Auburn University’s RFID Lab has developed a blockchain platform for retailers who can share their product data across the retail supply chain, with major apparel brands like Nike and Macy’s, along with other brands, participating in a recent trial of the new platform.
According to a study called the Chain Integration Project (CHIP), Nike, Macy’s and other brands ran Hyperledger Fabric nodes on a part of their major supply chains, eventually finding out that the blockchain technology can be a very promising way of sharing data.
In the US, the RFID Lab has been one of the important bases for retailers’ experimenting with emerging technology, such as the blockchain, which made CHIP as the Auburn research institute’s first blockchain project as a result. To date, many retailers have started keeping a track on the movement of their products through RFID tags installed in each and every unit.

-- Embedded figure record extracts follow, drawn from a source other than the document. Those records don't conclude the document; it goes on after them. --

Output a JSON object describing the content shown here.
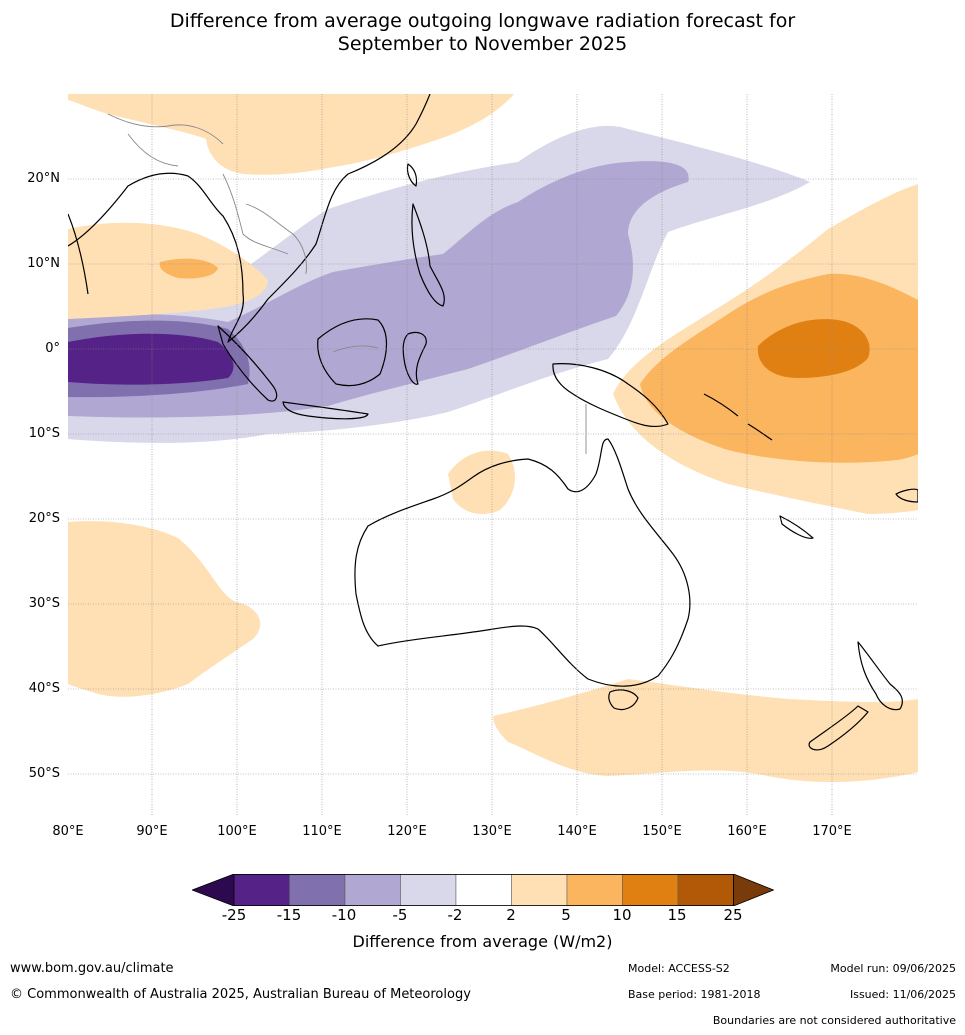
{
  "title_line1": "Difference from average outgoing longwave radiation forecast for",
  "title_line2": "September to November 2025",
  "lat_labels": [
    "20°N",
    "10°N",
    "0°",
    "10°S",
    "20°S",
    "30°S",
    "40°S",
    "50°S"
  ],
  "lon_labels": [
    "80°E",
    "90°E",
    "100°E",
    "110°E",
    "120°E",
    "130°E",
    "140°E",
    "150°E",
    "160°E",
    "170°E"
  ],
  "colorbar": {
    "ticks": [
      "-25",
      "-15",
      "-10",
      "-5",
      "-2",
      "2",
      "5",
      "10",
      "15",
      "25"
    ],
    "colors": [
      "#552288",
      "#8070ae",
      "#b0a8d2",
      "#d8d8ea",
      "#ffffff",
      "#ffe0b4",
      "#fbb55f",
      "#e08013",
      "#b25907"
    ],
    "under_color": "#2d0a50",
    "over_color": "#7a3b0a",
    "label": "Difference from average (W/m2)"
  },
  "footer": {
    "website": "www.bom.gov.au/climate",
    "copyright": "© Commonwealth of Australia 2025, Australian Bureau of Meteorology",
    "model": "Model: ACCESS-S2",
    "base_period": "Base period: 1981-2018",
    "model_run": "Model run: 09/06/2025",
    "issued": "Issued: 11/06/2025",
    "disclaimer": "Boundaries are not considered authoritative"
  }
}
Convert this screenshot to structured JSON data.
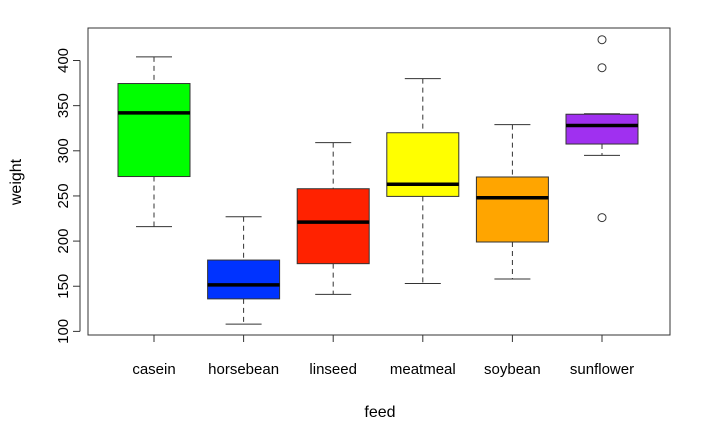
{
  "chart_data": {
    "type": "boxplot",
    "title": "",
    "xlabel": "feed",
    "ylabel": "weight",
    "ylim": [
      96,
      436
    ],
    "yticks": [
      100,
      150,
      200,
      250,
      300,
      350,
      400
    ],
    "categories": [
      "casein",
      "horsebean",
      "linseed",
      "meatmeal",
      "soybean",
      "sunflower"
    ],
    "colors": [
      "#00ff00",
      "#0033ff",
      "#ff2200",
      "#ffff00",
      "#ffa500",
      "#a030f0"
    ],
    "boxes": [
      {
        "min": 216,
        "q1": 271.5,
        "median": 342,
        "q3": 374.5,
        "max": 404,
        "outliers": []
      },
      {
        "min": 108,
        "q1": 136,
        "median": 151.5,
        "q3": 179,
        "max": 227,
        "outliers": []
      },
      {
        "min": 141,
        "q1": 175,
        "median": 221,
        "q3": 258,
        "max": 309,
        "outliers": []
      },
      {
        "min": 153,
        "q1": 249.5,
        "median": 263,
        "q3": 320,
        "max": 380,
        "outliers": []
      },
      {
        "min": 158,
        "q1": 199,
        "median": 248,
        "q3": 271,
        "max": 329,
        "outliers": []
      },
      {
        "min": 295,
        "q1": 307.5,
        "median": 328,
        "q3": 340.5,
        "max": 341,
        "outliers": [
          226,
          392,
          423
        ]
      }
    ]
  }
}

For instance, Nike products have similar tags that help the company to keep a tab on the movements of its products.
In October, IKEA made an entry into the blockchain domain by conducting a transaction with Nordic Store, an Iceland-based retailer, on the Ethereum blockchain. The transaction, which was carried through cloud-based digital B2B spend management platform Tradeshift, was settled through an e-invoice with Monerium’s programmable digital cash.
Last month, Kroger launched a new feature, called Kroger Precision Marketing (KPM), which provides brands and suppliers with more transparent sales attribution. The feature allows brands to view in-store and online sales results attributed to campaigns across Kroger properties.